Mbak Anisa terus menangis saat dia bercerita tentang ketakutannya. Itu akan sangat mengerikan, melihat bang Fahri yang selalu berdiri di atas bangunan-bangunan bertingkat sambil menatap ke depan untuk merencanakan suatu pembangunan akan terlihat aneh saat dia hanya bisa berbaring di tempat tidur.
Aku bahkan tak sanggup membayangkan bagaimana nasib anak dalam kandungan mbak Anisa jika ayahnya tidak bekerja lagi, ini pasti sulit. Bahkan jika Habib yang mengalami kelumpuhan pun, belum tentu aku bisa kuat.

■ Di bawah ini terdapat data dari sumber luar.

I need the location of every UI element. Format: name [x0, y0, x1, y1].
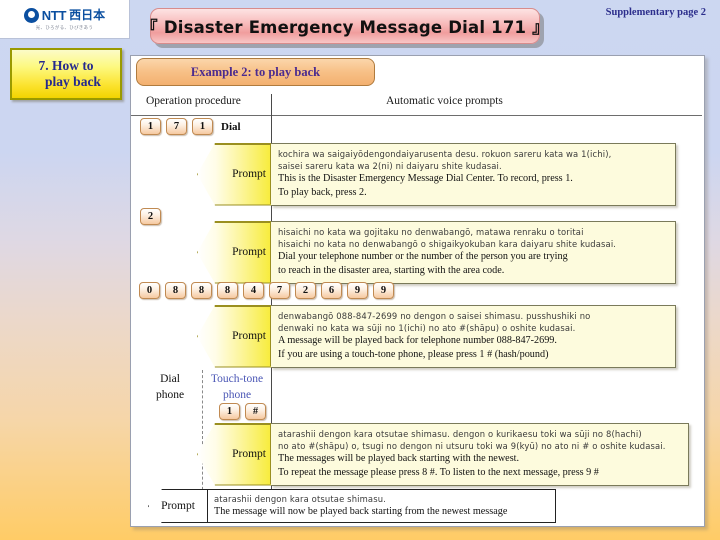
column-headers: Operation procedure Automatic voice prom… [131, 93, 702, 115]
keycap[interactable]: 0 [139, 282, 160, 299]
prompt-tag: Prompt [148, 489, 208, 524]
key-row-touch-tone: 1 # [219, 403, 271, 420]
prompt-tag-label: Prompt [232, 168, 266, 181]
header-rule [131, 115, 702, 116]
supplementary-page-label: Supplementary page 2 [605, 7, 706, 18]
prompt-tag-label: Prompt [232, 448, 266, 461]
section-chip-how-to-play-back: 7. How to play back [10, 48, 122, 100]
keycap[interactable]: 1 [192, 118, 213, 135]
prompt-tag: Prompt [197, 305, 271, 368]
prompt-box-touch-tone: atarashii dengon kara otsutae shimasu. d… [271, 423, 689, 486]
prompt-line-en: The message will now be played back star… [214, 506, 508, 518]
prompt-group-touch-tone: Prompt atarashii dengon kara otsutae shi… [197, 423, 689, 486]
prompt-line-en: to reach in the disaster area, starting … [278, 265, 505, 277]
key-row-step-1: 1 7 1 Dial [140, 118, 241, 135]
prompt-tag-label: Prompt [232, 330, 266, 343]
keycap-hash[interactable]: # [245, 403, 266, 420]
prompt-line-jp: denwaki no kata wa sūji no 1(ichi) no at… [278, 323, 576, 334]
prompt-line-en: This is the Disaster Emergency Message D… [278, 173, 573, 185]
dial-phone-line1: Dial [160, 373, 180, 385]
keycap[interactable]: 7 [166, 118, 187, 135]
section-chip-line2: play back [45, 74, 101, 89]
example-header-label: Example 2: to play back [190, 64, 321, 79]
prompt-tag: Prompt [197, 221, 271, 284]
prompt-tag-label: Prompt [232, 246, 266, 259]
prompt-line-en: Dial your telephone number or the number… [278, 251, 568, 263]
keycap[interactable]: 7 [269, 282, 290, 299]
prompt-group-2: Prompt hisaichi no kata wa gojitaku no d… [197, 221, 676, 284]
prompt-line-jp: hisaichi no kata wa gojitaku no denwaban… [278, 227, 584, 237]
prompt-line-jp: saisei sareru kata wa 2(ni) ni daiyaru s… [278, 161, 502, 172]
keycap[interactable]: 1 [219, 403, 240, 420]
keycap[interactable]: 6 [321, 282, 342, 299]
keycap[interactable]: 9 [373, 282, 394, 299]
key-row-step-2: 2 [140, 208, 166, 225]
prompt-line-en: The messages will be played back startin… [278, 453, 520, 465]
prompt-tag: Prompt [197, 143, 271, 206]
prompt-box-1: kochira wa saigaiyōdengondaiyarusenta de… [271, 143, 676, 206]
prompt-box-2: hisaichi no kata wa gojitaku no denwaban… [271, 221, 676, 284]
keycap[interactable]: 2 [295, 282, 316, 299]
prompt-line-jp: no ato #(shāpu) o, tsugi no dengon ni ut… [278, 441, 666, 452]
prompt-tag: Prompt [197, 423, 271, 486]
column-header-automatic-voice-prompts: Automatic voice prompts [386, 95, 503, 107]
prompt-line-jp: atarashii dengon kara otsutae shimasu. d… [278, 429, 642, 439]
prompt-group-3: Prompt denwabangō 088-847-2699 no dengon… [197, 305, 676, 368]
touch-tone-line2: phone [222, 388, 252, 401]
keycap[interactable]: 8 [191, 282, 212, 299]
section-chip-line1: 7. How to [38, 57, 94, 73]
prompt-line-en: If you are using a touch-tone phone, ple… [278, 349, 549, 361]
prompt-line-jp: denwabangō 088-847-2699 no dengon o sais… [278, 311, 591, 321]
keycap[interactable]: 1 [140, 118, 161, 135]
column-header-operation-procedure: Operation procedure [146, 95, 241, 107]
ntt-tagline: 光、ひろがる、ひびきあう [35, 25, 94, 31]
touch-tone-phone-label: Touch-tone phone [206, 372, 268, 403]
dial-action-label: Dial [221, 120, 241, 133]
title-banner: 『 Disaster Emergency Message Dial 171 』 [141, 8, 549, 44]
section-chip-label: 7. How to play back [31, 58, 101, 91]
dial-phone-line2: phone [155, 388, 185, 401]
keycap[interactable]: 8 [165, 282, 186, 299]
dial-phone-label: Dial phone [140, 372, 200, 403]
key-row-step-3: 0 8 8 8 4 7 2 6 9 9 [139, 282, 399, 299]
prompt-line-jp: kochira wa saigaiyōdengondaiyarusenta de… [278, 149, 612, 159]
page-title: 『 Disaster Emergency Message Dial 171 』 [141, 18, 549, 37]
keycap[interactable]: 8 [217, 282, 238, 299]
keycap[interactable]: 4 [243, 282, 264, 299]
prompt-line-jp: atarashii dengon kara otsutae shimasu. [214, 494, 387, 504]
ntt-circle-icon [23, 7, 39, 23]
ntt-wordmark: NTT [41, 7, 67, 23]
prompt-box-final: atarashii dengon kara otsutae shimasu. T… [208, 489, 556, 524]
ntt-west-logo: NTT 西日本 光、ひろがる、ひびきあう [0, 0, 130, 39]
prompt-tag-label: Prompt [161, 500, 195, 513]
keycap[interactable]: 9 [347, 282, 368, 299]
touch-tone-line1: Touch-tone [210, 373, 264, 385]
prompt-line-jp: hisaichi no kata no denwabangō o shigaik… [278, 239, 617, 250]
keycap[interactable]: 2 [140, 208, 161, 225]
ntt-region-jp: 西日本 [69, 8, 106, 22]
prompt-group-final: Prompt atarashii dengon kara otsutae shi… [148, 489, 556, 524]
prompt-group-1: Prompt kochira wa saigaiyōdengondaiyarus… [197, 143, 676, 206]
ntt-logo-row: NTT 西日本 [23, 7, 106, 23]
prompt-box-3: denwabangō 088-847-2699 no dengon o sais… [271, 305, 676, 368]
prompt-line-en: A message will be played back for teleph… [278, 335, 557, 347]
prompt-line-en: To play back, press 2. [278, 187, 367, 199]
example-header-pill: Example 2: to play back [136, 58, 375, 86]
prompt-line-en: To repeat the message please press 8 #. … [278, 467, 599, 479]
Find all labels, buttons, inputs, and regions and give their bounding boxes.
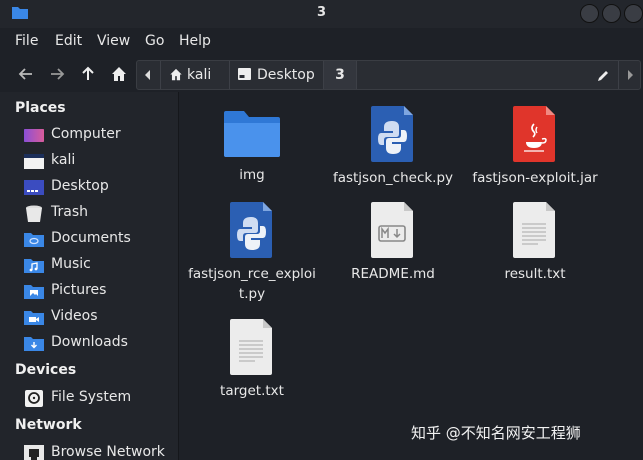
sidebar-item-label: Browse Network (51, 444, 165, 460)
arrow-up-icon (82, 66, 94, 80)
sidebar-item-label: Computer (51, 126, 121, 142)
path-segment-desktop[interactable]: Desktop (238, 61, 328, 89)
python-file-icon (230, 202, 272, 258)
music-folder-icon (24, 259, 44, 273)
maximize-button[interactable] (602, 4, 621, 23)
menu-edit[interactable]: Edit (55, 33, 82, 49)
sidebar-item-videos[interactable]: Videos (24, 307, 174, 329)
menu-bar: File Edit View Go Help (0, 28, 643, 56)
file-item-fastjson-exploit-jar[interactable]: fastjson-exploit.jar (470, 106, 600, 188)
pictures-folder-icon (24, 285, 44, 299)
videos-folder-icon (24, 311, 44, 325)
desktop-icon (238, 68, 251, 80)
documents-folder-icon (24, 233, 44, 247)
home-icon (170, 68, 182, 81)
home-button[interactable] (107, 62, 131, 86)
file-name: README.md (351, 266, 435, 282)
trash-icon (26, 205, 42, 222)
file-view: img fastjson_check.py fastjson-exploit.j… (179, 92, 643, 460)
sidebar-item-label: Pictures (51, 282, 107, 298)
chevron-left-icon (145, 70, 150, 80)
sidebar-item-kali[interactable]: kali (24, 151, 174, 173)
home-icon (112, 67, 126, 81)
sidebar-item-label: Documents (51, 230, 131, 246)
menu-help[interactable]: Help (179, 33, 211, 49)
file-item-result[interactable]: result.txt (470, 202, 600, 284)
folder-icon (224, 111, 280, 157)
markdown-file-icon (371, 202, 413, 258)
forward-button[interactable] (45, 62, 69, 86)
sidebar-item-trash[interactable]: Trash (24, 203, 174, 225)
sidebar: Places Computer kali Desktop Trash Docum… (0, 92, 178, 460)
path-bar: kali Desktop 3 (136, 60, 641, 90)
file-name: result.txt (504, 266, 566, 282)
edit-path-button[interactable] (592, 61, 614, 89)
sidebar-item-label: Music (51, 256, 91, 272)
back-button[interactable] (14, 62, 38, 86)
path-segment-home-label: kali (187, 67, 212, 83)
sidebar-item-label: Desktop (51, 178, 109, 194)
places-heading: Places (15, 100, 66, 116)
path-scroll-left-button[interactable] (137, 61, 159, 89)
pencil-icon (597, 71, 608, 81)
sidebar-item-label: File System (51, 389, 132, 405)
path-scroll-right-button[interactable] (619, 61, 640, 89)
home-folder-icon (24, 154, 44, 169)
file-item-fastjson-rce-exploit[interactable]: fastjson_rce_exploit.py (187, 202, 317, 304)
sidebar-item-downloads[interactable]: Downloads (24, 333, 174, 355)
file-item-img[interactable]: img (187, 109, 317, 185)
sidebar-item-label: Downloads (51, 334, 128, 350)
desktop-icon (24, 180, 44, 195)
close-button[interactable] (624, 4, 643, 23)
java-file-icon (513, 106, 555, 162)
path-segment-home[interactable]: kali (169, 61, 229, 89)
toolbar: kali Desktop 3 (0, 56, 643, 92)
arrow-right-icon (51, 68, 65, 80)
network-heading: Network (15, 417, 82, 433)
path-segment-desktop-label: Desktop (257, 67, 315, 83)
sidebar-item-label: Trash (51, 204, 88, 220)
menu-go[interactable]: Go (145, 33, 164, 49)
file-item-readme[interactable]: README.md (328, 202, 458, 284)
sidebar-item-documents[interactable]: Documents (24, 229, 174, 251)
sidebar-item-label: Videos (51, 308, 98, 324)
sidebar-item-desktop[interactable]: Desktop (24, 177, 174, 199)
sidebar-item-file-system[interactable]: File System (24, 388, 174, 410)
minimize-button[interactable] (580, 4, 599, 23)
file-name: fastjson_check.py (332, 170, 454, 186)
title-bar: 3 (0, 0, 643, 28)
sidebar-item-music[interactable]: Music (24, 255, 174, 277)
file-name: fastjson_rce_exploit.py (188, 266, 316, 302)
devices-heading: Devices (15, 362, 77, 378)
sidebar-item-label: kali (51, 152, 76, 168)
menu-view[interactable]: View (97, 33, 130, 49)
path-segment-current[interactable]: 3 (324, 61, 356, 89)
up-button[interactable] (76, 62, 100, 86)
chevron-right-icon (627, 70, 633, 80)
sidebar-item-browse-network[interactable]: Browse Network (24, 443, 174, 460)
sidebar-item-pictures[interactable]: Pictures (24, 281, 174, 303)
menu-file[interactable]: File (15, 33, 38, 49)
file-name: target.txt (220, 383, 284, 399)
file-name: fastjson-exploit.jar (472, 170, 598, 186)
sidebar-item-computer[interactable]: Computer (24, 125, 174, 147)
text-file-icon (513, 202, 555, 258)
network-icon (24, 445, 44, 460)
watermark: 知乎 @不知名网安工程狮 (411, 424, 581, 442)
python-file-icon (371, 106, 413, 162)
file-name: img (239, 167, 265, 183)
file-item-target[interactable]: target.txt (187, 319, 317, 401)
drive-icon (25, 390, 43, 407)
window-title: 3 (316, 5, 327, 20)
computer-icon (24, 129, 44, 142)
file-item-fastjson-check[interactable]: fastjson_check.py (328, 106, 458, 188)
downloads-folder-icon (24, 337, 44, 351)
arrow-left-icon (18, 68, 32, 80)
text-file-icon (230, 319, 272, 375)
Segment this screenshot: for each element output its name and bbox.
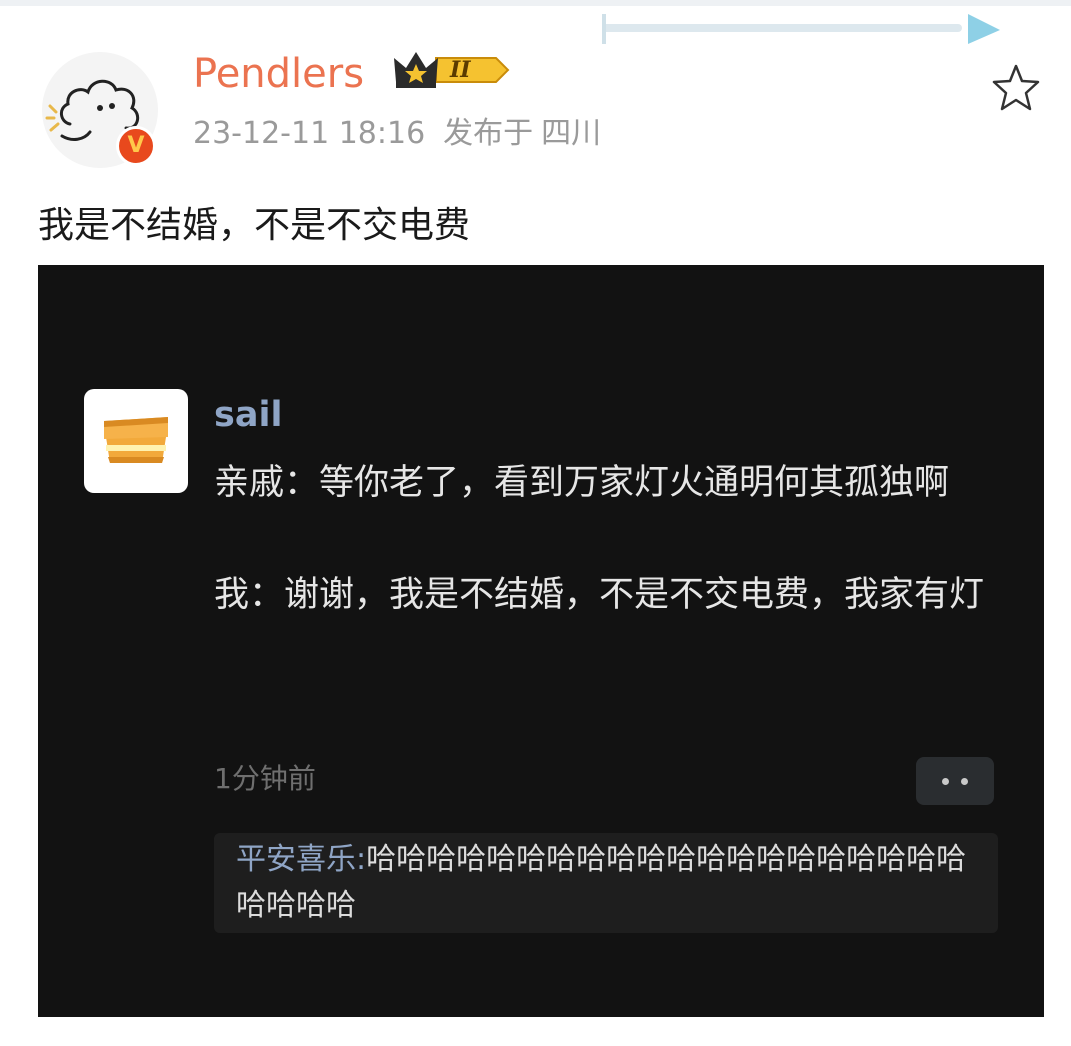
username[interactable]: Pendlers — [193, 46, 364, 102]
star-outline-icon — [992, 64, 1040, 111]
embedded-message-line: 我：谢谢，我是不结婚，不是不交电费，我家有灯 — [214, 575, 985, 615]
top-decoration — [602, 14, 1000, 44]
post-meta: 23-12-11 18:16 发布于 四川 — [193, 112, 601, 156]
vip-level-text: II — [450, 57, 471, 83]
post-location: 四川 — [541, 116, 602, 151]
embedded-author-name[interactable]: sail — [214, 391, 282, 439]
embedded-message: 亲戚：等你老了，看到万家灯火通明何其孤独啊 我：谢谢，我是不结婚，不是不交电费，… — [214, 455, 1004, 623]
favorite-button[interactable] — [990, 62, 1042, 114]
post-location-prefix: 发布于 — [443, 116, 534, 151]
reply-separator: : — [356, 842, 367, 877]
verified-badge: V — [116, 126, 156, 166]
embedded-screenshot[interactable]: sail 亲戚：等你老了，看到万家灯火通明何其孤独啊 我：谢谢，我是不结婚，不是… — [38, 265, 1044, 1017]
embedded-author-avatar — [84, 389, 188, 493]
more-dots-icon[interactable] — [916, 757, 994, 805]
top-strip — [0, 0, 1071, 6]
user-avatar[interactable]: V — [42, 52, 158, 168]
post-text: 我是不结婚，不是不交电费 — [38, 205, 471, 246]
post-timestamp: 23-12-11 18:16 — [193, 116, 426, 151]
embedded-time: 1分钟前 — [214, 762, 316, 795]
toast-sandwich-icon — [104, 417, 168, 463]
reply-author[interactable]: 平安喜乐 — [236, 842, 356, 877]
vip-level-badge[interactable]: II — [392, 48, 510, 92]
embedded-message-line: 亲戚：等你老了，看到万家灯火通明何其孤独啊 — [214, 463, 950, 503]
embedded-reply: 平安喜乐:哈哈哈哈哈哈哈哈哈哈哈哈哈哈哈哈哈哈哈哈哈哈哈哈 — [214, 833, 998, 933]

Mbak Anisa sendiri belum melihat secara langsung bagaimana kondisi suaminya, sebab doker mengaku jika saat ini bang Fahri sama sekali belum bisa di jenguk. Semalaman kakak iparku menangis sambil mengadu pada Allah untuk memberi kesembuhan pada suaminya, tapi sampai jam dua siang ini, belum ada kemajuan apapun.
"Permisi, Bu Anisa?" Seorang suster pria menyembulkan kepalanya dari arah pintu sambil menyebutkan nama wanita yang baru saja selesai menangis ini.